Historic Hotel Tour
On our 45-minute guided tour of the East Kong Yick Building, see the real history of Seattle -- layers of immigrant stories over time that has been authentically preserved and recorded. Retrace the footsteps of early Asian Pacific American pioneers and explore the places that helped make Seattle their home.
- A real 1910 shop that sold imported goods and tickets to the Blue Funnel Line steamship.
- A Chinese American family association room with its original tin ceilings and mahjong game room, a place where Asian immigrants and residents came together to gather, network and socialize.
- Apt 507, the living room of Au Shee who raised her children and grandchildren during the challenging and changing times of the 1920s-1980s.
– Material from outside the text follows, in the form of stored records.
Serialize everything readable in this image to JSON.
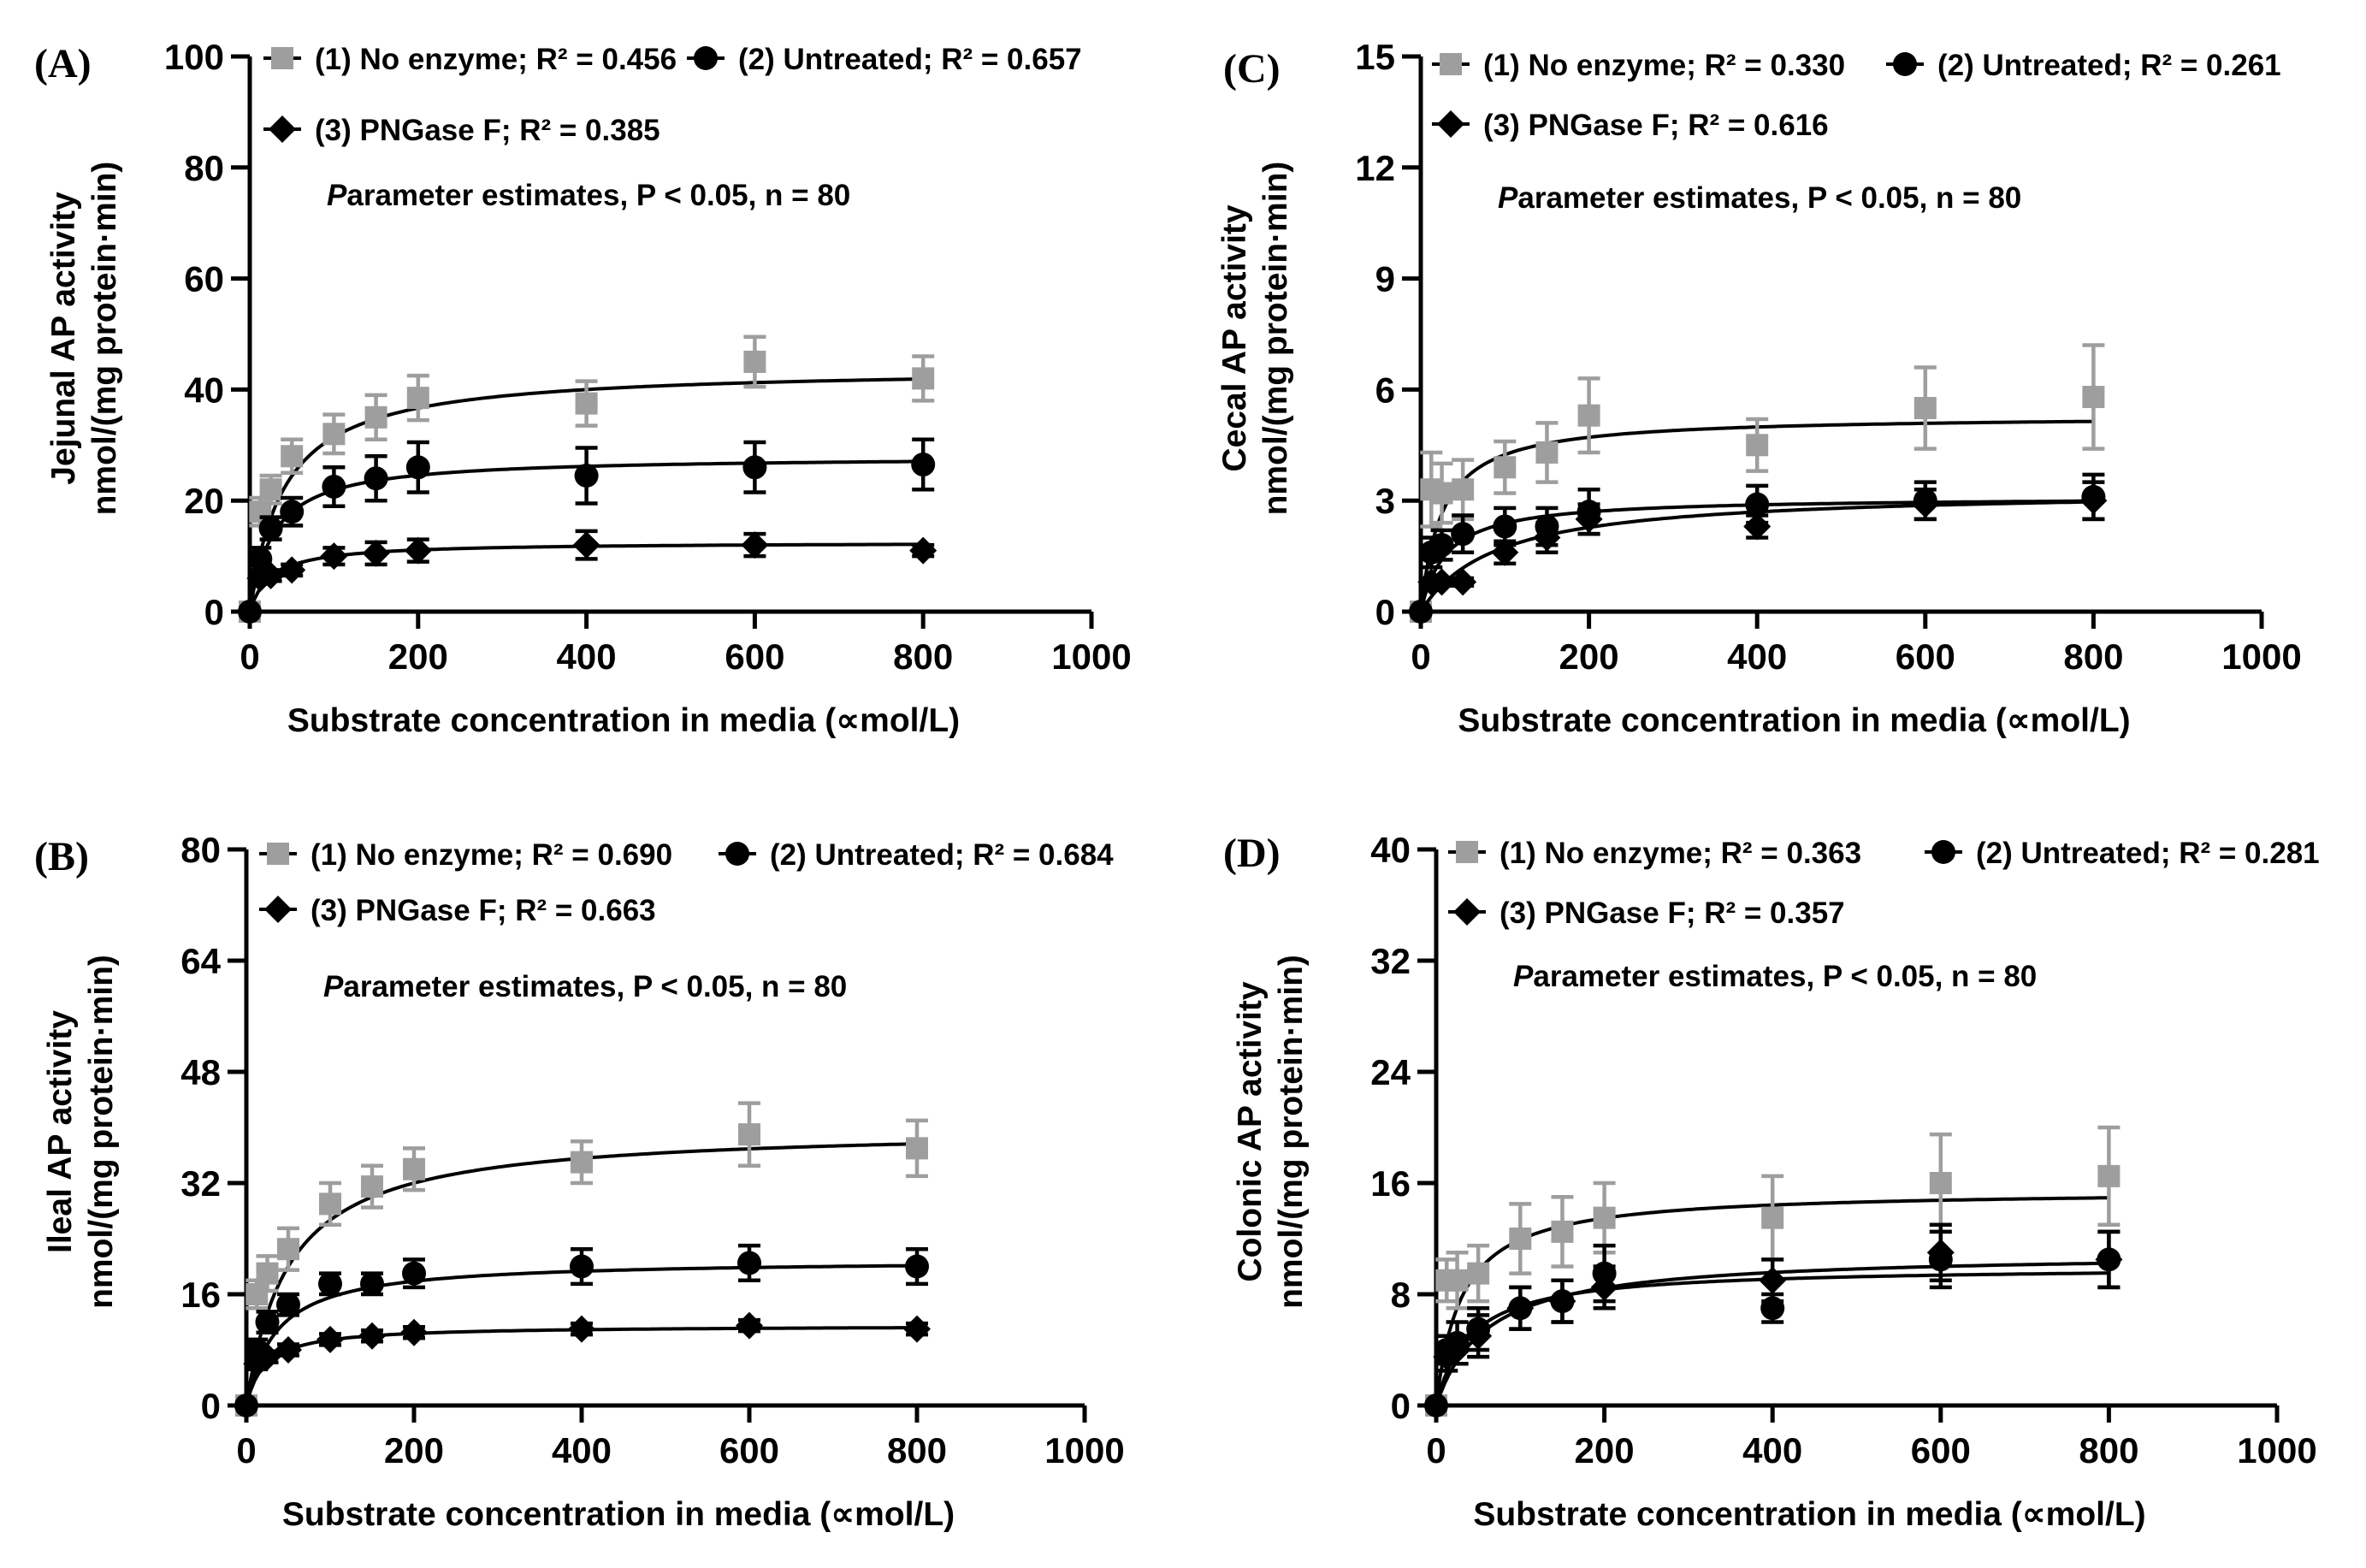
{
  "chart_data": [
    {
      "type": "scatter",
      "panel": "(A)",
      "ylabel_lines": [
        "Jejunal AP activity",
        "nmol/(mg protein·min)"
      ],
      "xlabel": "Substrate concentration in media (∝mol/L)",
      "xlim": [
        0,
        1000
      ],
      "xticks": [
        0,
        200,
        400,
        600,
        800,
        1000
      ],
      "ylim": [
        0,
        100
      ],
      "yticks": [
        0,
        20,
        40,
        60,
        80,
        100
      ],
      "annotation": "Parameter estimates, P < 0.05, n = 80",
      "series": [
        {
          "name": "(1) No enzyme;",
          "r2": "R² = 0.456",
          "marker": "square",
          "color": "#9e9e9e",
          "x": [
            0,
            12.5,
            25,
            50,
            100,
            150,
            200,
            400,
            600,
            800
          ],
          "y": [
            0,
            18,
            22,
            28,
            32,
            35,
            38.5,
            37.5,
            45,
            42
          ],
          "err": [
            0,
            2.5,
            2.5,
            3,
            3.5,
            4,
            4,
            4,
            4.5,
            4
          ],
          "fit": {
            "vmax": 44,
            "km": 40
          }
        },
        {
          "name": "(2) Untreated;",
          "r2": "R² = 0.657",
          "marker": "circle",
          "color": "#000000",
          "x": [
            0,
            12.5,
            25,
            50,
            100,
            150,
            200,
            400,
            600,
            800
          ],
          "y": [
            0,
            9.5,
            15,
            18,
            22.5,
            24,
            26,
            24.5,
            26,
            26.5
          ],
          "err": [
            0,
            2,
            2,
            2.5,
            3.5,
            4,
            4.5,
            5,
            4.5,
            4.5
          ],
          "fit": {
            "vmax": 28,
            "km": 28
          }
        },
        {
          "name": "(3) PNGase F;",
          "r2": "R² = 0.385",
          "marker": "diamond",
          "color": "#000000",
          "x": [
            0,
            12.5,
            25,
            50,
            100,
            150,
            200,
            400,
            600,
            800
          ],
          "y": [
            0,
            6,
            6.5,
            7.5,
            10,
            10.5,
            11,
            12,
            12,
            11
          ],
          "err": [
            0,
            1,
            1,
            1,
            1.5,
            2,
            2,
            2.5,
            2,
            1
          ],
          "fit": {
            "vmax": 12.5,
            "km": 25
          }
        }
      ]
    },
    {
      "type": "scatter",
      "panel": "(B)",
      "ylabel_lines": [
        "Ileal AP activity",
        "nmol/(mg protein·min)"
      ],
      "xlabel": "Substrate concentration in media (∝mol/L)",
      "xlim": [
        0,
        1000
      ],
      "xticks": [
        0,
        200,
        400,
        600,
        800,
        1000
      ],
      "ylim": [
        0,
        80
      ],
      "yticks": [
        0,
        16,
        32,
        48,
        64,
        80
      ],
      "annotation": "Parameter estimates, P < 0.05, n = 80",
      "series": [
        {
          "name": "(1) No enzyme;",
          "r2": "R² = 0.690",
          "marker": "square",
          "color": "#9e9e9e",
          "x": [
            0,
            12.5,
            25,
            50,
            100,
            150,
            200,
            400,
            600,
            800
          ],
          "y": [
            0,
            16,
            19,
            22.5,
            29,
            31.5,
            34,
            35,
            39,
            37
          ],
          "err": [
            0,
            2,
            2.5,
            3,
            3,
            3,
            3,
            3,
            4.5,
            4
          ],
          "fit": {
            "vmax": 40,
            "km": 50
          }
        },
        {
          "name": "(2) Untreated;",
          "r2": "R² = 0.684",
          "marker": "circle",
          "color": "#000000",
          "x": [
            0,
            12.5,
            25,
            50,
            100,
            150,
            200,
            400,
            600,
            800
          ],
          "y": [
            0,
            8,
            12,
            14.5,
            17.5,
            17.5,
            19,
            20,
            20.5,
            20
          ],
          "err": [
            0,
            1.5,
            1.5,
            1.5,
            1.5,
            1.5,
            2,
            2.5,
            2.5,
            2.5
          ],
          "fit": {
            "vmax": 21,
            "km": 35
          }
        },
        {
          "name": "(3) PNGase F;",
          "r2": "R² = 0.663",
          "marker": "diamond",
          "color": "#000000",
          "x": [
            0,
            12.5,
            25,
            50,
            100,
            150,
            200,
            400,
            600,
            800
          ],
          "y": [
            0,
            6,
            7,
            8,
            9.5,
            10,
            10.5,
            11,
            11.5,
            11
          ],
          "err": [
            0,
            0.8,
            0.8,
            0.8,
            0.8,
            0.8,
            0.8,
            0.8,
            0.8,
            0.8
          ],
          "fit": {
            "vmax": 11.5,
            "km": 22
          }
        }
      ]
    },
    {
      "type": "scatter",
      "panel": "(C)",
      "ylabel_lines": [
        "Cecal AP activity",
        "nmol/(mg protein·min)"
      ],
      "xlabel": "Substrate concentration in media (∝mol/L)",
      "xlim": [
        0,
        1000
      ],
      "xticks": [
        0,
        200,
        400,
        600,
        800,
        1000
      ],
      "ylim": [
        0,
        15
      ],
      "yticks": [
        0,
        3,
        6,
        9,
        12,
        15
      ],
      "annotation": "Parameter estimates, P < 0.05, n = 80",
      "series": [
        {
          "name": "(1) No enzyme;",
          "r2": "R² = 0.330",
          "marker": "square",
          "color": "#9e9e9e",
          "x": [
            0,
            12.5,
            25,
            50,
            100,
            150,
            200,
            400,
            600,
            800
          ],
          "y": [
            0,
            3.3,
            3.2,
            3.3,
            3.9,
            4.3,
            5.3,
            4.5,
            5.5,
            5.8
          ],
          "err": [
            0,
            1,
            0.8,
            0.8,
            0.7,
            0.8,
            1,
            0.7,
            1.1,
            1.4
          ],
          "fit": {
            "vmax": 5.3,
            "km": 25
          }
        },
        {
          "name": "(2) Untreated;",
          "r2": "R² = 0.261",
          "marker": "circle",
          "color": "#000000",
          "x": [
            0,
            12.5,
            25,
            50,
            100,
            150,
            200,
            400,
            600,
            800
          ],
          "y": [
            0,
            1.6,
            1.8,
            2.1,
            2.3,
            2.3,
            2.7,
            2.9,
            3,
            3.1
          ],
          "err": [
            0,
            0.4,
            0.4,
            0.5,
            0.5,
            0.5,
            0.6,
            0.5,
            0.5,
            0.6
          ],
          "fit": {
            "vmax": 3.1,
            "km": 30
          }
        },
        {
          "name": "(3) PNGase F;",
          "r2": "R² = 0.616",
          "marker": "diamond",
          "color": "#000000",
          "x": [
            0,
            12.5,
            25,
            50,
            100,
            150,
            200,
            400,
            600,
            800
          ],
          "y": [
            0,
            0.8,
            0.8,
            0.8,
            1.6,
            2,
            2.5,
            2.3,
            2.9,
            3
          ],
          "err": [
            0,
            0.1,
            0.1,
            0.1,
            0.3,
            0.4,
            0.4,
            0.3,
            0.4,
            0.5
          ],
          "fit": {
            "vmax": 3.3,
            "km": 90
          }
        }
      ]
    },
    {
      "type": "scatter",
      "panel": "(D)",
      "ylabel_lines": [
        "Colonic AP activity",
        "nmol/(mg protein·min)"
      ],
      "xlabel": "Substrate concentration in media (∝mol/L)",
      "xlim": [
        0,
        1000
      ],
      "xticks": [
        0,
        200,
        400,
        600,
        800,
        1000
      ],
      "ylim": [
        0,
        40
      ],
      "yticks": [
        0,
        8,
        16,
        24,
        32,
        40
      ],
      "annotation": "Parameter estimates, P < 0.05, n = 80",
      "series": [
        {
          "name": "(1) No enzyme;",
          "r2": "R² = 0.363",
          "marker": "square",
          "color": "#9e9e9e",
          "x": [
            0,
            12.5,
            25,
            50,
            100,
            150,
            200,
            400,
            600,
            800
          ],
          "y": [
            0,
            9,
            9,
            9.5,
            12,
            12.5,
            13.5,
            13.5,
            16,
            16.5
          ],
          "err": [
            0,
            1.5,
            2,
            2,
            2.5,
            2.5,
            2.5,
            3,
            3.5,
            3.5
          ],
          "fit": {
            "vmax": 15.5,
            "km": 30
          }
        },
        {
          "name": "(2) Untreated;",
          "r2": "R² = 0.281",
          "marker": "circle",
          "color": "#000000",
          "x": [
            0,
            12.5,
            25,
            50,
            100,
            150,
            200,
            400,
            600,
            800
          ],
          "y": [
            0,
            4,
            4.5,
            5.5,
            7,
            7.5,
            9.5,
            7,
            10.5,
            10.5
          ],
          "err": [
            0,
            1,
            1.5,
            1.5,
            1.5,
            1.5,
            2,
            1,
            2,
            2
          ],
          "fit": {
            "vmax": 10,
            "km": 40
          }
        },
        {
          "name": "(3) PNGase F;",
          "r2": "R² = 0.357",
          "marker": "diamond",
          "color": "#000000",
          "x": [
            0,
            12.5,
            25,
            50,
            100,
            150,
            200,
            400,
            600,
            800
          ],
          "y": [
            0,
            3.5,
            4,
            5,
            7,
            7.5,
            8.5,
            9,
            11,
            10.5
          ],
          "err": [
            0,
            1,
            1,
            1.5,
            1.5,
            1.5,
            1.5,
            1.5,
            2,
            2
          ],
          "fit": {
            "vmax": 11,
            "km": 60
          }
        }
      ]
    }
  ]
}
Available Tuesday-Sunday at: 10:30am, 11:30am, 12:30pm, 1:30pm, 2:30pm, and 3:30pm. Sign up for your tour time onsite at the admissions desk. For all ages.
"Au Shee muttered to herself as her grandson entered the apartment. On his 7-year-old head was a 2-inch gash. She reached into the cupboard and brought out a jar of an unidentified "purple powder" and tapped just enough to fill the wound. The bleeding stopped, but as Au Shee’s daughter, the boy’s mother (a medical professional) took a look at the purple powder, there was a standoff between traditional and Western ideas of medical care."
Enter Au Shee’s living room, a place where she kept her secrets close and her family and friends closer. Get a personal glimpse into the strength and endurance of Au Shee, a Chinese immigrant woman living on the margins, but successfully raising a family and integrating into the society of Seattle's Chinatown. Her life story was touched by major change in the neighborhood and the policy affecting Chinese immigrant women in the 20th century.
Developed in partnership with Au Shee's relatives as well as community members who knew her and her family. The final exhibition design, a recreation of the apartment space, was an artist collaboration with writer Elana Lim, designer Randy Lim, and multimedia installation artist Robb Kunz, based on photographs, documents and oral histories of family members.